NRG1 can bind to ErbB3 or ErbB4, which can form heterodimers with ErbB2, or they can form homodimers by themselves (Esper et al., 2006; Falls, 2003). Although ErbB2-ErbB3 and/or ErbB2-ErbB4 heterodimers are the most commonly found, other receptor combinations also have been reported (Tao and Maruyama, 2008). Tao and Maruyama reported that ErbB3-ErbB4 heterodimers form in NIH3T3 cells and that ErbB3-ErbB4 heterodimers show even higher interactions than ErbB3-ErbB3 or ErbB4-ErbB4 homodimers. It is worth noting that the ErbB3 homodimer may not be an effective option as ErbB3 has an impaired tyrosine kinase domain (Berger et al., 2004). It is well established that upon ligand binding, EGF receptors are internalized and degraded in lysosomes/proteasomes (Di Fiore and Gill, 1999) and we also confirmed the proteasomal degradation of ErbB2 in our previous study (Choi et al., 2010). Some receptors may be recycled, but usually not all of them are recycled (Masui et al., 1993). Considering the level of ErB2 receptors expressed after the binding of smaller NRG1 peptides, it seems unlikely that ErbB2 is involved in the signaling cascade of those smaller peptides. Another group reported that NRG1 significantly enhances cell migration but not proliferation in normal melanocytes (Gordon-Thomson et al., 2005). The discrepancy between their study and ours probably reflects differences in the methods of treatment (a single 3-day treatment versus every other day or every day for 8 days treatment). Therefore, the smaller NRG1 peptides may only trigger the formation of ErbB4-ErbB4 homodimers and/or ErB3-ErbB4 heterodimers, which may be related to the differentiation of human melanocytes, whereas rhNRG1 might induce the formation of ErbB4-ErbB4 homodimers or ErbB3-Erb4 heterodimers, which leads to the differentiation pathway, and ErbB2-ErbB3 or ErbB2-ErbB4 heterodimers, which leads to the proliferation pathway, as shown schematically in Figure 3B. Further study should be followed to test this hypothesis.

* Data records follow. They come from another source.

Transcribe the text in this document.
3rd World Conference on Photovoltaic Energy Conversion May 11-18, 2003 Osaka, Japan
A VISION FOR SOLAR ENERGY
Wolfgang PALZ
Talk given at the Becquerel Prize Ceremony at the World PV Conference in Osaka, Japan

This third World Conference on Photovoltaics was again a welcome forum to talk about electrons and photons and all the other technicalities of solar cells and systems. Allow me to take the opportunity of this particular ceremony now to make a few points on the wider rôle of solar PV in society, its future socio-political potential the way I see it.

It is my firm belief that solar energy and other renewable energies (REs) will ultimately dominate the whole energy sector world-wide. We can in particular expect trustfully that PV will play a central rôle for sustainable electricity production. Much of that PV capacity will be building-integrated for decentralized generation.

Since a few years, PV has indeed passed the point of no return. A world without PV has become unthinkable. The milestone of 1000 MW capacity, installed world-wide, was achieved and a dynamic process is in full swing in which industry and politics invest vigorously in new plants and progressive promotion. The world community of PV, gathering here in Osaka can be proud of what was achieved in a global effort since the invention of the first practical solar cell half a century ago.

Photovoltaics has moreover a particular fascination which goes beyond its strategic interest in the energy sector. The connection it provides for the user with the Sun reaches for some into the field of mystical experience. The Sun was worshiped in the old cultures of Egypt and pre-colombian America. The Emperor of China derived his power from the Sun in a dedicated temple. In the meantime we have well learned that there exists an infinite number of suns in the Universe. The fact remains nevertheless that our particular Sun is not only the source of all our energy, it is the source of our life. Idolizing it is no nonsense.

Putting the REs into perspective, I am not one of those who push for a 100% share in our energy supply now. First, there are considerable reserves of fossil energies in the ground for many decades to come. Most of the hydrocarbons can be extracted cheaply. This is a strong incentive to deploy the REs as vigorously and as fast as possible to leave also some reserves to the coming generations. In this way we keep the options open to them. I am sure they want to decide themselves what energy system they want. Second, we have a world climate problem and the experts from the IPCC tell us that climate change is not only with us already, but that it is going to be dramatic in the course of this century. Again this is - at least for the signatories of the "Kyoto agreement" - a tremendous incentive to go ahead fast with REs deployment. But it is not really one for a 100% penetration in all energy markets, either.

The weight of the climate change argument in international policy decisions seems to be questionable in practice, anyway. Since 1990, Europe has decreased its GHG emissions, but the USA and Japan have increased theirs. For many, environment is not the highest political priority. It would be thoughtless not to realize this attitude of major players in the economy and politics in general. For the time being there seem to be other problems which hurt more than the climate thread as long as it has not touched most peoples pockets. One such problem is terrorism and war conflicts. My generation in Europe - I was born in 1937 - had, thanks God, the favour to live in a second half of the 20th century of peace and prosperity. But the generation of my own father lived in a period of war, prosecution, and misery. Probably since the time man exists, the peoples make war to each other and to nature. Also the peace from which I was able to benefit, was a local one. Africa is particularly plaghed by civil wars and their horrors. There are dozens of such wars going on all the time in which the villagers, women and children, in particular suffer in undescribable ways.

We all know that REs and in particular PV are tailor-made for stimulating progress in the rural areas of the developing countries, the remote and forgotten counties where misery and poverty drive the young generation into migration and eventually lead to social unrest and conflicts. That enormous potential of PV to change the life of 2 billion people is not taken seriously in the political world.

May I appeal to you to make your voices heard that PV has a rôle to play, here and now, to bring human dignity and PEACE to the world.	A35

We also found that the smaller peptides that included the LCKC motif significantly increased the levels of tyrosinase, GP100 and MART1, more dramatically than the full-length rhNRG1. Therefore, it seems that this LCKC bioactive motif specifically regulates pigmentation without affecting proliferation via the increase in the melanocyte-specific melanogenic proteins.
This research was supported in part by the Intramural Research Program of the National Cancer Institute at the National Institutes of Health.